La chasse aux sorcières est un phénomène horrible qui a conduit de nombreuses femmes au bûcher. Dans l’opinion publique, cette image de la femme ainsi violentée est souvent associée à l’Église. La littérature, le cinéma, la bande dessinée ne manquent pas d’exemples pour conforter, en effet, l’idée que ce phénomène est dû à l’Inquisition médiévale menée par l’Église au plus profond d’un sombre Moyen Âge. C’est le cas, par exemple du film Le Nom de la Rose (1986), inspiré de l’œuvre (1980) d’Umberto Eco. Des ouvrages prétendument historiques comme l’Histoire de l’Inquisition de Lamothe-Langon (1829) et La Sorcière (1862) de Jules Michelet sont à l’origine de ce lieu commun. Cependant, tout cela est inexact. Ce n’est pas au Moyen Âge. Ce n’est pas l’Inquisition. Ce n’est pas l’Église. Non seulement, l’Église n’a pas été l’actrice de cet acharnement contre des femmes, mais, bien au contraire, elle est intervenue comme nous allons le voir pour s’y opposer.

Quelle époque ?

D’abord, ce n’est pas un phénomène du Moyen Âge. Pendant plus de 1000 ans, il n’existe ni chasses ni bûchers pour les sorcières. Le premier cas signalé en France est celui de Jeanne de Brigue condamnée par le Parlement de Paris en 1391. Le cas de Jeanne d’Arc en 1431 reste un cas isolé. Elle est d’ailleurs accusée un peu de tout, pas spécialement de sorcellerie. Les vraies causes de son procès sont d’abord politiques et l’évêque Cauchon est au service des Anglais et des Bourguignons. De fait, l’obsession sanguinaire de la chasse aux sorcières est un phénomène moderne. Il apparaît vers la fin du XVème siècle pour se poursuivre pendant deux siècles environ. Il coïncide avec ce qu’on appelle la Renaissance et l’avènement de la Raison et des Lumières. Il y a deux grandes vagues : 1470-1520 et 1560-1650. L’épisode de Salem en Nouvelle Angleterre où vingt sorcières furent brûlées eut lieu en 1692. En France, les condamnations à mort pour fait de sorcellerie seront stoppées par un édit du roi Louis XIV en 1672. Le dernier bûcher signalé en Europe est daté de 1782 dans la Suisse réformée.
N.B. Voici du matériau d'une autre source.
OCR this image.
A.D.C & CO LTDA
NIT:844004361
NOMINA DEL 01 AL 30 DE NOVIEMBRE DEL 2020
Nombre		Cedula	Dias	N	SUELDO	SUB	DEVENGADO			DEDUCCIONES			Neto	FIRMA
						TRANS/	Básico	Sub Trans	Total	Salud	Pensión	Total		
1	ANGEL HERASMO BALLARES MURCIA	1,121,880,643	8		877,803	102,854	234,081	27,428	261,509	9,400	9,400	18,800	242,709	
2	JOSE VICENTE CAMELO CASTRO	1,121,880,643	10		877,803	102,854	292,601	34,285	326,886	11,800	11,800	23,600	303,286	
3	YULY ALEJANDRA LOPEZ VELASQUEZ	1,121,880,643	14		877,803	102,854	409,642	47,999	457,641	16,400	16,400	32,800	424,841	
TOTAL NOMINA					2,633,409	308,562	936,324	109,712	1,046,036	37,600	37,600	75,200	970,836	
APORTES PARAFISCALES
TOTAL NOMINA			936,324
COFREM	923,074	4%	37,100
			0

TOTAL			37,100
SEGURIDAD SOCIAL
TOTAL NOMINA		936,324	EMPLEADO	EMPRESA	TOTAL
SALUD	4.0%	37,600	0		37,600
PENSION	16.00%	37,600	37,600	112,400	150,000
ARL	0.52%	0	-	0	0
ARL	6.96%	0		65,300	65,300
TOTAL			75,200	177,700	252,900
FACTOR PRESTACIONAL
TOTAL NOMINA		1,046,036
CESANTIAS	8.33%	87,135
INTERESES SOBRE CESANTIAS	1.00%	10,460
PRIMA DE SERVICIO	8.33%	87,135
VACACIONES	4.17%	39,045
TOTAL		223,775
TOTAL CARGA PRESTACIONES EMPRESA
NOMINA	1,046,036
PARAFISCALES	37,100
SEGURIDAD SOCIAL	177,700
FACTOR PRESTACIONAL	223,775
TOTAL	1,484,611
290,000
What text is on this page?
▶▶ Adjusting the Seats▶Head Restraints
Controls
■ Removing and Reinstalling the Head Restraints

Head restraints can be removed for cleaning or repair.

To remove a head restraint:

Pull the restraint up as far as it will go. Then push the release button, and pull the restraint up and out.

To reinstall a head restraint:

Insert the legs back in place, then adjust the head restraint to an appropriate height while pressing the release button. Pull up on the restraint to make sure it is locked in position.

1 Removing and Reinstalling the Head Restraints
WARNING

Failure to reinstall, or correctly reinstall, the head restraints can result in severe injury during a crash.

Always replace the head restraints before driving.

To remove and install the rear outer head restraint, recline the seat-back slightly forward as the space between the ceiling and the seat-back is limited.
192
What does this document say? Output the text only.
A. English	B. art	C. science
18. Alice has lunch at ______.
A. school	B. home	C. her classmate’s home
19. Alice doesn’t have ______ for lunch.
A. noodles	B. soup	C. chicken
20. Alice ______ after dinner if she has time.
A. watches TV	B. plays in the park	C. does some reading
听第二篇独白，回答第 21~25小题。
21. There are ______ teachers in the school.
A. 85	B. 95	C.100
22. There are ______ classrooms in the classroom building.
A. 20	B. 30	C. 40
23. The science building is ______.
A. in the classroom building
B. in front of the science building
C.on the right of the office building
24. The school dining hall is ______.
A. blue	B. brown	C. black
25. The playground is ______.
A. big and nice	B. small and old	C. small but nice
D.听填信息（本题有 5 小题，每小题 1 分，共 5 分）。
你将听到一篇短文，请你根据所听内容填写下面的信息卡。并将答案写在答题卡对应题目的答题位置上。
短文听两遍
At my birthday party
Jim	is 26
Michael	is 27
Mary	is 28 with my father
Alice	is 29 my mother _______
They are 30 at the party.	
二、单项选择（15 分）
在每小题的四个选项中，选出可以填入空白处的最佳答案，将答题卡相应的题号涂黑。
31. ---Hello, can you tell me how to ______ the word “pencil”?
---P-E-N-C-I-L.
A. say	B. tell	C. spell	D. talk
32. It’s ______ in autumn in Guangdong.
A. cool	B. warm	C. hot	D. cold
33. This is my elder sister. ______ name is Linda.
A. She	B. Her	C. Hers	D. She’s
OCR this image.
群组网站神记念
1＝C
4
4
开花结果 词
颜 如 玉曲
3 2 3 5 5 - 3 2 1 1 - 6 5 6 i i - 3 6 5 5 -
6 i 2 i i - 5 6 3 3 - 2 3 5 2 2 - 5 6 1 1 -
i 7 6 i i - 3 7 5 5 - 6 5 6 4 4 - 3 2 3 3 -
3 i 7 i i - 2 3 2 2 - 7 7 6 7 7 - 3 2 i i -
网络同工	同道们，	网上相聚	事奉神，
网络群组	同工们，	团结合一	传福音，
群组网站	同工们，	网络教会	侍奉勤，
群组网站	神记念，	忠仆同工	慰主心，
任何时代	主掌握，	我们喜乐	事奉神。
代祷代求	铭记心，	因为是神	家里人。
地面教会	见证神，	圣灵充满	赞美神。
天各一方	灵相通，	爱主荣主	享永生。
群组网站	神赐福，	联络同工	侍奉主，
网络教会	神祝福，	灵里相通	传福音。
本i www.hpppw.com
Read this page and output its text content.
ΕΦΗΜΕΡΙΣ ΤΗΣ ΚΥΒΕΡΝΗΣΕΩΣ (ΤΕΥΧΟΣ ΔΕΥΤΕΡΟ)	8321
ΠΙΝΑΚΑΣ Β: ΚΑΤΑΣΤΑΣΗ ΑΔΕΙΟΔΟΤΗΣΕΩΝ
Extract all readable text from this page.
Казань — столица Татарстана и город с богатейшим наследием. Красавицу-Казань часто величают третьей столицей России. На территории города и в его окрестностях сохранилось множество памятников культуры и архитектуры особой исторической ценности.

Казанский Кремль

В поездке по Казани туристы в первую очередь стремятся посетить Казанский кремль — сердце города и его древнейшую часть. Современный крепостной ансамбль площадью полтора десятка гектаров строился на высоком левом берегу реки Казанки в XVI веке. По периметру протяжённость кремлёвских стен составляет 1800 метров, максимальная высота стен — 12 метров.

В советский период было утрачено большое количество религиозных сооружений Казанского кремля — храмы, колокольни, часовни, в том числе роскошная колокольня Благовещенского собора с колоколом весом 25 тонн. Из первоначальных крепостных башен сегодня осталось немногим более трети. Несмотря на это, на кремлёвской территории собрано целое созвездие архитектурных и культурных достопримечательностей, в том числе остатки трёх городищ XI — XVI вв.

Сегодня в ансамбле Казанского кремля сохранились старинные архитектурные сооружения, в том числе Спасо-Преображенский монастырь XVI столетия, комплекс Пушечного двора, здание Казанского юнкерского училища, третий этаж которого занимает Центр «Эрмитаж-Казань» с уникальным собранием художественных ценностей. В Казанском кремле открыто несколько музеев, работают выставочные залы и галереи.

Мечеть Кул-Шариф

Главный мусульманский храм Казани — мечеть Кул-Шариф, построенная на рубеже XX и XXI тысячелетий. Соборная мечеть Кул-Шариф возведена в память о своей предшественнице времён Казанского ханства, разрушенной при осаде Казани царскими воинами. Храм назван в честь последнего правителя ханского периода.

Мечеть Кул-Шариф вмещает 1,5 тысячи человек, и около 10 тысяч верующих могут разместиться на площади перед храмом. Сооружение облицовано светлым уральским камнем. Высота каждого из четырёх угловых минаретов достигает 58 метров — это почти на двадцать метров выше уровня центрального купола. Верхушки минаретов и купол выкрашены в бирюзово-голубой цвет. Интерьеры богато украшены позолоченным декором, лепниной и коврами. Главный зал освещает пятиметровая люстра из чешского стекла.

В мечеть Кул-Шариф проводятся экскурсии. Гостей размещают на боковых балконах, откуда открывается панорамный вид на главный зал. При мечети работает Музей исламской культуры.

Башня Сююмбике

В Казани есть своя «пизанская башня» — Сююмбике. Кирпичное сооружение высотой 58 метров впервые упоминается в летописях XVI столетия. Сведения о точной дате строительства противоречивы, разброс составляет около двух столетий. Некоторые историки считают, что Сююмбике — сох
Malheureusement, ce thème reste d’une grande actualité aujourd’hui dans de nombreux pays d’Amérique latine, d’Asie du Sud-Est et d’Afrique. Selon l’article Wikipédia-Allemagne : Persécution des sorcières, depuis 1960, plus de personnes ont vraisemblablement été exécutées ou lynchées pour sorcellerie que pendant toute la période des persécutions en Europe. En Tanzanie, par exemple, entre 10 000 et 15 000 personnes auraient été tuées.

Quelle ampleur ?

En l’absence d’études sérieuses, les chiffres les plus extravagants ont été affirmés. Jusqu’à 9 millions selon Voigt (1786), Rosenberg (1930), Hans Küng (1985). Des auteurs comparent avec l’Holocauste. Dan Brown, dans le Da Vinci Code (2003), parle de 5 millions de femmes sur le bûcher en les attribuant à l’Église. Les études récentes des historiens s’accordent néanmoins pour estimer les condamnations entre 20 000 et 40 000. Behringer parle de 3 millions de personnes jugées dont 40 000 condamnées soit 1,5 %. Il a été également établi que ce drame ne concernait pas que des femmes puisqu’on compte 20 % d’hommes. Le foyer principal, toujours selon Behringer, a été de loin l’Allemagne avec près de 75 % des victimes.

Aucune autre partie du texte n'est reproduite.